Il rapporto Ocse Pisa segnala le lacune del paese, specie nelle scienze

Ingolfati dalle riforme.

L'Italia paga lo scotto della disomogeneità

Giovanni Scancarello da ItaliaOggi dell'11/12/2007

 

In Italia ci vuole fortuna a capitare nella scuola giusta. Che ci si riesca dipende da dove si ha la fortuna di nascere. La brutta figura italiana agli ultimi test di valutazione Ocse Pisa, dedicati all'apprendimento della matematica, della lettura e soprattutto delle scienze, mette in luce la disomogeneità delle prestazioni degli studenti quale prodotto di un inaccettabile darwinismo formativo, di un sistema duale di fatto e di eccessiva disparità fra scuole.

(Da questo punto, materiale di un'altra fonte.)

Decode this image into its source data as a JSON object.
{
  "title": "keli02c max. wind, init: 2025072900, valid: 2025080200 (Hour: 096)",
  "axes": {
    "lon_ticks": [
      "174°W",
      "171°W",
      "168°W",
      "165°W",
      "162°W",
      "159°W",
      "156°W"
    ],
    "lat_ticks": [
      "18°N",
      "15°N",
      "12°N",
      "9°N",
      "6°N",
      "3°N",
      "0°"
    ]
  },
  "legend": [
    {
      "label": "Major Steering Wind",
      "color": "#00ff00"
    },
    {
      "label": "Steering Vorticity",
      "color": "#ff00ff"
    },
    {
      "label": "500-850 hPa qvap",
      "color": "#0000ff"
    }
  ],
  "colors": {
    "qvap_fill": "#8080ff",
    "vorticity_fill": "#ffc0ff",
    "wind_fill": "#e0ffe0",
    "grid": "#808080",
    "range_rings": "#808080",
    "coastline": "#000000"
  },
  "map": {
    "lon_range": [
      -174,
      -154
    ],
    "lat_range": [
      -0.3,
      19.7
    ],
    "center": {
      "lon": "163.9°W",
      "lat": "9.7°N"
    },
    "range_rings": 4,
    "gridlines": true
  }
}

Così le medie scendono e il paese a intervalli di tre anni ci rimette puntualmente la faccia. Laddove invece i curricoli di studio e le scuole sembrano convergere più che distinguersi, verso formati più unitari e organici, dove esiste maggiore omogeneità dei risultati fra le scuole, le cose sembrano funzionare meglio. È il caso questo, per esempio, della Finlandia, testa di serie in fatto di apprendimento in scienze, matematica e lettura. Foto in bianco e nero quella scattata dall'Ocse che non rende però giustizia alla nostra scuola. Resta infatti da spiegare il riconoscimento internazionale della qualità della scuola dell'infanzia e della scuola elementare italiane, la corale partecipazione delle nostre scuole spesso in testa ai programmi Comenius e Leonardo, alle iniziative di gemellaggio e soprattutto gemellaggio elettronico (e-twinning), come pure il livello di preparazione degli studenti al liceo e all'università.
 

Aspettative al ribasso

La scuola italiana sembra condizionata più dall'abbassamento che dall'innalzamento delle aspettative di apprendimento degli studenti. Mentre altrove si perfezionano i curricoli intorno agli obiettivi del capitale umano e sociale, e si chiede agli studenti, come in Finlandia, di difendere la bandiera studiando, da noi il dibattito è se tornare o no allo studio mnemonico delle tabelline. I docenti, d'altra parte, il proprio compito lo svolgono così come la committenza glielo richiede. Risultato, non si punta all'eccellenza e si viene fagocitati dall'incompetenza e dal disimpegno, tant'è che il punteggio medio di 475 punti conseguito dagli studenti italiani nella scala complessiva di scienze contro una media Ocse di 500, di 462 punti in matematica contro una media di 498, di 469 punti in lettura contro una media di 492, ci pongono in coda alla classifica mondiale dell'apprendimento. Non si registrano significativi passi in avanti in matematica dal 2003, mentre dal 2000 peggioriamo decisamente in lettura. A peggiorare la situazione ci si mettono anche gli scarsi risultati delle scuole e dei corsi professionali attivati in anticipazione della legge 53 del 2003.
 

Scuola da riaggregare

Se la scuola funziona riesce a ridurre l'incidenza dello status socio-economico di provenienza degli alunni, e in Italia ciò avviene anche più che negli altri paesi Ocse. Ma se in Australia, Canada, Finlandia, Giappone e Svezia, il minore impatto del background socio-culturale si accompagna al miglioramento delle medie, in Italia accade che si creino nuove iniquità. Ai test di scienze gli studenti di liceo conseguono una media di 518 punti, estremamente più alta di quella degli studenti degli istituti professionali fermi a 414 punti, mentre gli studenti del Nord arrivano a superare quota 500 punti (media Ocse) fino ad arrivare a 520, mentre al Sud e nelle isole restiamo attestati rispettivamente a 448 e 432 punti. In Italia poi la maggior parte della varianza dei risultati ai test è mediamente spiegata dal 50% di varianza tra scuole, laddove la media Ocse è pari al 33%. In Finlandia questa non supera il 5%. Francamente troppo lo scarto per non riconoscergli un qualche significato. Forse andrà meglio ai test dell'Ocse Pisa 2009, incentrati nuovamente sulla lettura come nel 2000, sempre che le differenze e le divisioni non incidano come stavolta sulla reputazione nazionale della nostra scuola.